2. In large saucepan over medium heat, combine the feta cheese and kajmak/cream cheese until all melted and incorporated. Turn off the heat and set aside.
3. Set your oven to broil on high and place your baking rack to the highest rack . In the meantime, get a round baking pan and rub about 1/4 cup of olive oil all throughout the pan in one even coat. I use 14 inch round pan for this recipe. Once the oven is heated up, place your olive oil coated pan in the oven for 2-3 minutes. This will help get that bottom layer crispy and seal in that layer before you start the layering process. Remove from the oven.
4. With a large ladle, pour in a layer of the dough/klin layer and swirl around the pan until the bottom is fully coated. If you cant reach to the edges, add in a bit more of the dough/klin layer until it is fully coated. Place back in your oven for about 2-3 minutes or until the layer is baked evenly. Remove from the oven and scoop about 1/4 cup of the cheese mixture and spread it evenly on top. If the sides of the bottom layer slightly lift up, just lightly push it down with the spoon you’re spreading out the cheese layer with. Place back in your oven for about 3-4 minutes or until the layer is slightly crisp/baked through.
5. Repeat step 4 until you reach the top of the pan.
6. When you reach the top, make sure your last layer is the cheese layer. After the cheese layer has finished, remove from the oven and cut the pite klinit into desired shapes. Some people like to do large triangles, or squares.

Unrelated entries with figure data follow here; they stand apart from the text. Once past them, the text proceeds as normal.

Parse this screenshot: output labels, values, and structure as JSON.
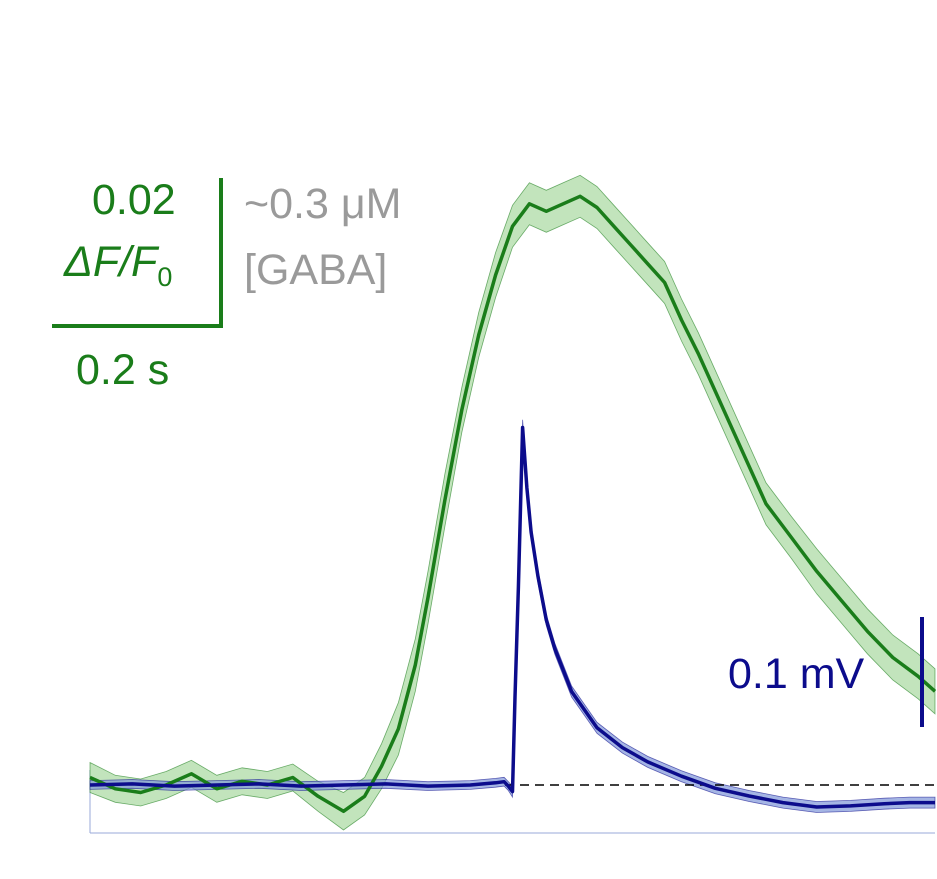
{
  "colors": {
    "fluorescence": "#1a7d1a",
    "fluorescence_band": "#b7dfb0",
    "voltage": "#0c0c8c",
    "voltage_band": "#7f96d8",
    "gaba": "#9a9a9a",
    "baseline": "#000000"
  },
  "scale_bars": {
    "df_value": "0.02",
    "df_label_main": "ΔF/F",
    "df_label_sub": "0",
    "time": "0.2 s",
    "gaba_conc": "~0.3 μM",
    "gaba_label": "[GABA]",
    "voltage": "0.1 mV"
  },
  "chart_data": {
    "type": "line",
    "title": "",
    "xlabel": "",
    "ylabel": "",
    "x_unit": "s",
    "xlim": [
      0,
      1.0
    ],
    "baseline_dashed": true,
    "series": [
      {
        "key": "fluorescence",
        "unit": "ΔF/F0",
        "band": "± shaded",
        "x": [
          0.0,
          0.03,
          0.06,
          0.09,
          0.12,
          0.15,
          0.18,
          0.21,
          0.24,
          0.27,
          0.3,
          0.325,
          0.345,
          0.365,
          0.385,
          0.4,
          0.42,
          0.44,
          0.46,
          0.48,
          0.5,
          0.52,
          0.54,
          0.56,
          0.58,
          0.6,
          0.62,
          0.64,
          0.66,
          0.68,
          0.7,
          0.72,
          0.74,
          0.76,
          0.78,
          0.8,
          0.83,
          0.86,
          0.89,
          0.92,
          0.95,
          0.98,
          1.0
        ],
        "values": [
          0.001,
          -0.0005,
          -0.001,
          0.0,
          0.0015,
          -0.0005,
          0.0005,
          0.0,
          0.001,
          -0.0015,
          -0.0035,
          -0.0015,
          0.0025,
          0.0075,
          0.016,
          0.025,
          0.038,
          0.05,
          0.06,
          0.068,
          0.0745,
          0.0775,
          0.0765,
          0.0775,
          0.0785,
          0.077,
          0.0745,
          0.072,
          0.0695,
          0.067,
          0.062,
          0.0575,
          0.0525,
          0.0475,
          0.0425,
          0.0375,
          0.033,
          0.0285,
          0.0245,
          0.0205,
          0.017,
          0.0145,
          0.0125
        ],
        "sem": [
          0.002,
          0.0018,
          0.0018,
          0.0018,
          0.0018,
          0.0018,
          0.0018,
          0.0018,
          0.0018,
          0.002,
          0.0025,
          0.0025,
          0.003,
          0.0035,
          0.0035,
          0.0035,
          0.0035,
          0.003,
          0.003,
          0.003,
          0.0028,
          0.0028,
          0.0028,
          0.0028,
          0.0028,
          0.0028,
          0.0028,
          0.0028,
          0.0028,
          0.0028,
          0.0028,
          0.0028,
          0.0028,
          0.0028,
          0.0028,
          0.0028,
          0.0028,
          0.003,
          0.003,
          0.003,
          0.003,
          0.003,
          0.003
        ]
      },
      {
        "key": "voltage",
        "unit": "mV",
        "band": "± shaded",
        "x": [
          0.0,
          0.05,
          0.1,
          0.15,
          0.2,
          0.25,
          0.3,
          0.35,
          0.4,
          0.45,
          0.48,
          0.49,
          0.495,
          0.5,
          0.503,
          0.507,
          0.512,
          0.517,
          0.522,
          0.53,
          0.54,
          0.55,
          0.57,
          0.6,
          0.63,
          0.66,
          0.7,
          0.74,
          0.78,
          0.82,
          0.86,
          0.9,
          0.94,
          0.97,
          1.0
        ],
        "values": [
          0.0,
          0.001,
          -0.001,
          0.0,
          0.001,
          -0.001,
          0.0,
          0.001,
          -0.001,
          0.0,
          0.002,
          0.003,
          -0.001,
          -0.006,
          0.08,
          0.18,
          0.325,
          0.27,
          0.23,
          0.19,
          0.15,
          0.124,
          0.085,
          0.052,
          0.034,
          0.021,
          0.008,
          -0.003,
          -0.01,
          -0.016,
          -0.02,
          -0.019,
          -0.017,
          -0.016,
          -0.016
        ],
        "sem": [
          0.004,
          0.004,
          0.004,
          0.004,
          0.004,
          0.004,
          0.004,
          0.004,
          0.004,
          0.004,
          0.004,
          0.004,
          0.004,
          0.005,
          0.006,
          0.006,
          0.007,
          0.006,
          0.006,
          0.006,
          0.005,
          0.005,
          0.005,
          0.005,
          0.005,
          0.005,
          0.005,
          0.005,
          0.005,
          0.005,
          0.005,
          0.005,
          0.005,
          0.005,
          0.005
        ]
      }
    ],
    "scale_bar_values": {
      "df_f0": 0.02,
      "time_s": 0.2,
      "voltage_mV": 0.1
    }
  }
}
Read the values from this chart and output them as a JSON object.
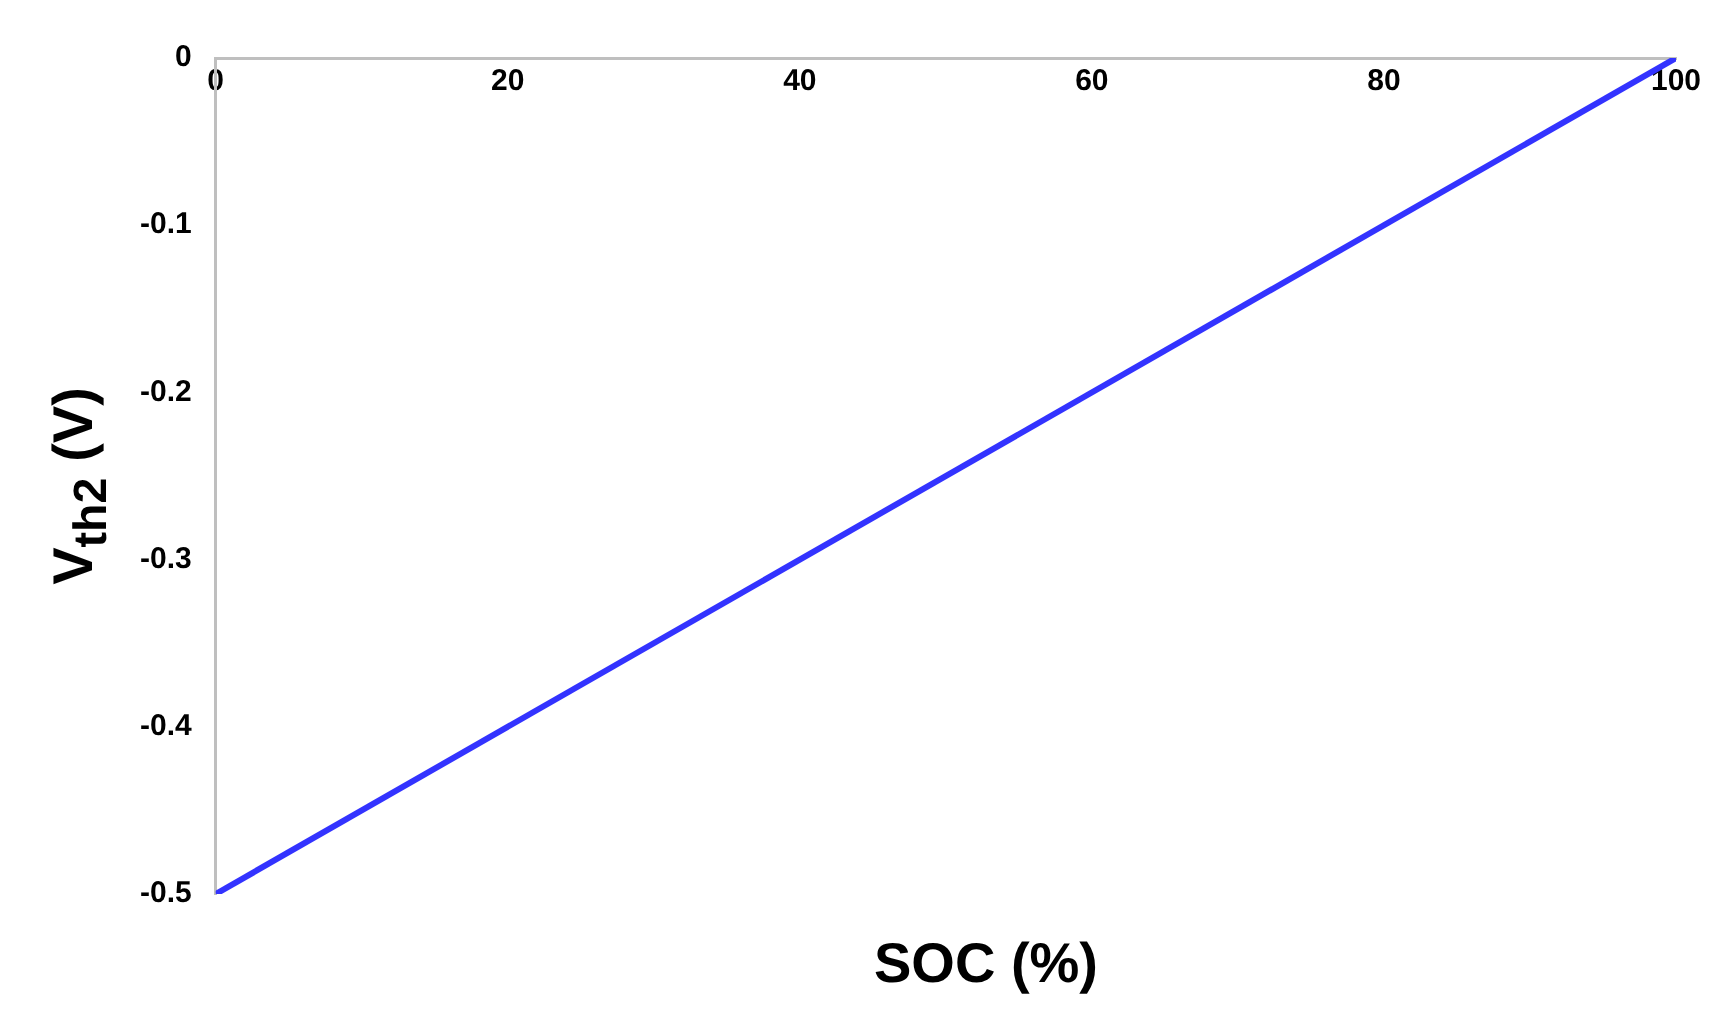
{
  "chart_data": {
    "type": "line",
    "xlabel": "SOC (%)",
    "ylabel": "V$_{th2}$ (V)",
    "x": [
      0,
      100
    ],
    "series": [
      {
        "color": "#3333ff",
        "values": [
          -0.5,
          0
        ]
      }
    ],
    "xlim": [
      0,
      100
    ],
    "xticks": [
      0,
      20,
      40,
      60,
      80,
      100
    ],
    "ylim": [
      -0.5,
      0
    ],
    "yticks": [
      -0.5,
      -0.4,
      -0.3,
      -0.2,
      -0.1,
      0
    ],
    "grid": false,
    "legend": false,
    "marker": "none",
    "line_style": "solid"
  }
}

I cut the pite into a diamond shapes.
7. Set your oven to 375 degrees Fahrenheit and place your baking rack on the lowest rack. Place the pite into the oven and bake for 40-45 minutes, until the pite is golden brown. Remove from the oven and let it cool for about 20 minutes. Serve with yogurt and enjoy!
TIPS:
If the middle of your pite starts to cook quicker than the sides, place a piece of folded aluminum foil on top while the sides finish cooking.
If air pockets start to form, just poke them with a knife so it deflates.
If you notice the dough batter starting to thicken up as time passes, add in a bit of water to thin it out.